Automatic IRAs, refundable savings credit could benefit lower-income workers, GAO finds

Proposals to create automatic IRAs and a refundable savings credit could result in sizable increases in retirement income for lower-earning households, according to a recent report issued by the Government Accountability Office (GAO).

The GAO was asked to review tax incentives for contributions to defined contribution (DC) plans and automatic IRAs. The GAO examined (1) the earnings and tax rates of households that do not have DC plans or IRAs, (2) the effects of the saver’s credit on retirement income, and (3) the effects of automatic IRAs on retirement income, especially for low- and middle-income workers. The GAO examined the characteristics of households that do not take advantage of these tax incentives using data from the 2010 Survey of Consumer Finances, simulated the effects of the saver’s credit and automatic IRAs, and reviewed related proposals.

Households without employer-sponsored DC plans or IRAs had lower incomes and tax rates than households with those plans, and are also likely to have limited additional resources to draw upon in retirement, according to GAO estimates. The median adjusted gross income for households without DC plans or IRAs was $32,000, compared to $75,000 for those that did have them.
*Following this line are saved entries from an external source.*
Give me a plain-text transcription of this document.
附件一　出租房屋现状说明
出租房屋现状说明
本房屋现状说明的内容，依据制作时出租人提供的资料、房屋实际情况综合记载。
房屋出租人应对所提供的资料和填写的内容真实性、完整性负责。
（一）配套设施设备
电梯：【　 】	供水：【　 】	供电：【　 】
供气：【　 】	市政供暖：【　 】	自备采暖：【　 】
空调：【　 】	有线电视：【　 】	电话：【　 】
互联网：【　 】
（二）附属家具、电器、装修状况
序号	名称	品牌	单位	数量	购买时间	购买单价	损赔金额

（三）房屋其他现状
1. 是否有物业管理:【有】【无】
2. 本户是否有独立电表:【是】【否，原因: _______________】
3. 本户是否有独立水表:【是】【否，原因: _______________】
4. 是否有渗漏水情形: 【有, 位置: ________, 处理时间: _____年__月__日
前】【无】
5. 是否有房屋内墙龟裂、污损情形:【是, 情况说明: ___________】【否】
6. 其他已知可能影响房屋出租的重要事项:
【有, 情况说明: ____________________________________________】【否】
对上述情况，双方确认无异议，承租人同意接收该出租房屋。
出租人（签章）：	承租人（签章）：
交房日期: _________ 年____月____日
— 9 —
The median marginal tax rate for households without DC plans or IRAs was 15%, compared to 25% for households with those savings vehicles. The GAO noted that a defined benefit (DB) plan could provide a monthly benefit during retirement years for those without a DC plan or IRA; however, in 2010 only 15% of married households and 11% of single households without a DC plan or IRA had a DB plan.

Effect of saver’s credit

The existing saver’s credit tax incentive could result in small increases in a household’s retirement annuity – that is, the household’s annual retirement income received from DC or DB plans, the GAO found.

The GAO report estimates that, on account of this credit, the median annuity increase for households in the lowest earnings quartile ($929-34,377) would be $155. If, however, the saver’s credit was refundable (i.e., could generate a tax refund in excess of tax paid), it could result in larger increases in households’ annuities across all earnings levels, and the median increase for households in the lowest earnings quartile would be $876 per year.

Automatic IRAs

Implementing automatic IRAs, unless waived by participants, could expand retirement coverage and modestly increase retirement annuities for households at all earnings levels, the GAO found.

Specifically, 7% of all households could receive retirement annuities from automatic IRAs even though these households had no DB or DC plans, according to GAO’s projections. Workers with DB or DC plans could also benefit from automatic IRAs at certain points in their lifetime if their jobs do not offer such plans.

Moreover, the report found that low-income workers could see a sizable increase in their annuities under automatic IRAs and the existing saver’s credit – the projected median dollar increase for these households’ annual retirement annuity would be $479.